With the current state of affairs in the energy sector, its safe to say everyone has an opinion of what will need to be done to get Namibia out of a potential sticky power generation problem. Some opinions are valid, some with a great sense of bias and some in between. Point is everyone is an expert. The rond die vuur sit en praat type of solutions.
A range of opinions have been doing the rounds in the press and suggest that; Nampower should shelve Xaris, the Caprivi interconnector was a waste money and is a white elephant, Nampower can potentially set up multiple solar energy plants, a biomass energy plant is an option, there should be absolute disregard for the Ovahimba and Nampower should build a hydro-electric plant in the Kunene, there exists a great potential for wind energy and so on and so forth.
An editorial in one of the dailys not too long ago lambasted Nampower for excessive spending estimated at N$2 billion over a five year period which has not yielded the desired outcome to an energy blunder on its part and that of the Ministry of Mines.
Credit to Shilamba though, his persistence to fix dilapidated Zimbabwean power stations has helped us avoid load shedding and the hindrances on the economy. Our mines have not been forced to suspend activities, on the contrary, Namibia has welcomed three new mines and an acid plant in the space of 18 months. Not too shabby when viewed against what is happening elsewhere in the Southern African Power Pool.
I believe we should include in our arsenal against a looming electricity crisis a range of options. For one; open the sector to players eager to feed energy into the grid. Even if these entities are owned and managed by a group of politically well connected individuals. Allow these greedy buggers to compete within in a free market.
Secondly; a push for the adoption of nuclear energy. Our low population density certainly plays to our advantage. In terms of the location of the nuclear power plant and the disposal of the uranium used to drive the turbines. Oh, did I mention the wonderful cold Atlantic at our doorstep.

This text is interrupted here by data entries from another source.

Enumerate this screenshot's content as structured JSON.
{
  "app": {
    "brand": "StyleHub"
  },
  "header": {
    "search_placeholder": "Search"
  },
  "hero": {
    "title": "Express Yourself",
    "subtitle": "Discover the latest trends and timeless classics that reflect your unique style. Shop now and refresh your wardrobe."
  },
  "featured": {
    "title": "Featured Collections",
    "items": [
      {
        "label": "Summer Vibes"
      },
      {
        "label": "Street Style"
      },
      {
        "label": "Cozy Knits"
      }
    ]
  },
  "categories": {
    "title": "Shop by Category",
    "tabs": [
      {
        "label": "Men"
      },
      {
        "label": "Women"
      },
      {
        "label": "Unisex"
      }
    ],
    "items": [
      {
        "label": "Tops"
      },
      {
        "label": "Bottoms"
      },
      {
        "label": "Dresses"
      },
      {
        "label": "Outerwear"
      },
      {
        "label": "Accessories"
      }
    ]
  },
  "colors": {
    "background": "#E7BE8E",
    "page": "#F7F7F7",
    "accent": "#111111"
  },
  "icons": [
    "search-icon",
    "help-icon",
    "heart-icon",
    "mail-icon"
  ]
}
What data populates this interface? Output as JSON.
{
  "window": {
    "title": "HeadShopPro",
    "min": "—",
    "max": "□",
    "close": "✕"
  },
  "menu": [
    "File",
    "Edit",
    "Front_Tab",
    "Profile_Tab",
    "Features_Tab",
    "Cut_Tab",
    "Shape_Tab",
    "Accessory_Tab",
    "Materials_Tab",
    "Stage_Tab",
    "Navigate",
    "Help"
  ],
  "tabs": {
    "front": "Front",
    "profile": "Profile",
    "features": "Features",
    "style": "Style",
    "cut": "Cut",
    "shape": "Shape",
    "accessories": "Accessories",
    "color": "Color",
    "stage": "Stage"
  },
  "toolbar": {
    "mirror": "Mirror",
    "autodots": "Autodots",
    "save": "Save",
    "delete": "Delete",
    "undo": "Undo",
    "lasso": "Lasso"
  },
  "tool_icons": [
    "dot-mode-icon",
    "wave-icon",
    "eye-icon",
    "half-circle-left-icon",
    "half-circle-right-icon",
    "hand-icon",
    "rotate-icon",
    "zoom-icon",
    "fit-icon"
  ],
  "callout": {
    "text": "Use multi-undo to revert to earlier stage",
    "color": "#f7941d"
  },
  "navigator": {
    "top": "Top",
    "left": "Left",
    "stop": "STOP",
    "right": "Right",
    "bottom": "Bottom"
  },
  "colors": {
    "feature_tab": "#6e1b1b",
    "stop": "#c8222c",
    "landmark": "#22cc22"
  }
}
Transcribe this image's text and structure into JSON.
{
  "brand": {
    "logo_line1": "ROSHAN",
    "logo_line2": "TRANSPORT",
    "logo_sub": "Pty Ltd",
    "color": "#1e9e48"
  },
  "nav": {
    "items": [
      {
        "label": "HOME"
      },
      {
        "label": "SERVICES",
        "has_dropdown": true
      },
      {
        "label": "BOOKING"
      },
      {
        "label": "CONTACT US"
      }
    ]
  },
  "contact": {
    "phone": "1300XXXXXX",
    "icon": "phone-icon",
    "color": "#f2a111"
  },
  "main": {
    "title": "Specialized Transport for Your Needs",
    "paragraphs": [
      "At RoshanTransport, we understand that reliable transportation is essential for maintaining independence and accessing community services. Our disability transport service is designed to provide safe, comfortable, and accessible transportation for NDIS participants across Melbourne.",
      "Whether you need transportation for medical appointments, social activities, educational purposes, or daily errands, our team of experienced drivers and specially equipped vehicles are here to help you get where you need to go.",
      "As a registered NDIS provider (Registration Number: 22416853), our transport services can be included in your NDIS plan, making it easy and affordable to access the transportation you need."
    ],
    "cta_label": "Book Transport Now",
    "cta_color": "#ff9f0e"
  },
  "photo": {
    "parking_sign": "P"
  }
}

This would certainly be more cost effective and generate a whole electricity with off-takers lining up to get a piece of the electricity cake. This certainly makes sense when viewed against the political pipe dream called Kudu.
Thirdly; greater integration in the Southern African Power Pool. Excellent coal deposits in Botswana, hydro-electric projects in Zambia and Zimbabwe and possibly Angola and gas in Mozambique and South Africa. Imagine the possibilities if each country harnesses what is readily available.
Crazy as it may seem, dissolve Nampower, Eskom, BPC and all related government entities and open up an allay of investment out to private equity groups, pension and medical aid funds and development banks in the region. After-all, would it matter where Windhoek gets its electricity or whether a solar power plant in Keetmanshoop powers parts of south-western Botswana and the Northern Cape province. Integration has arguably fared well for us in the area of finance, why not power too? We certainly do not need a flagship 3 000 mW Inga power project.
The Ministry of Mines and in particular Nampower should get us out of this situation just as fast as they put as here. Op jou merke Shilamba, tyd om te werk!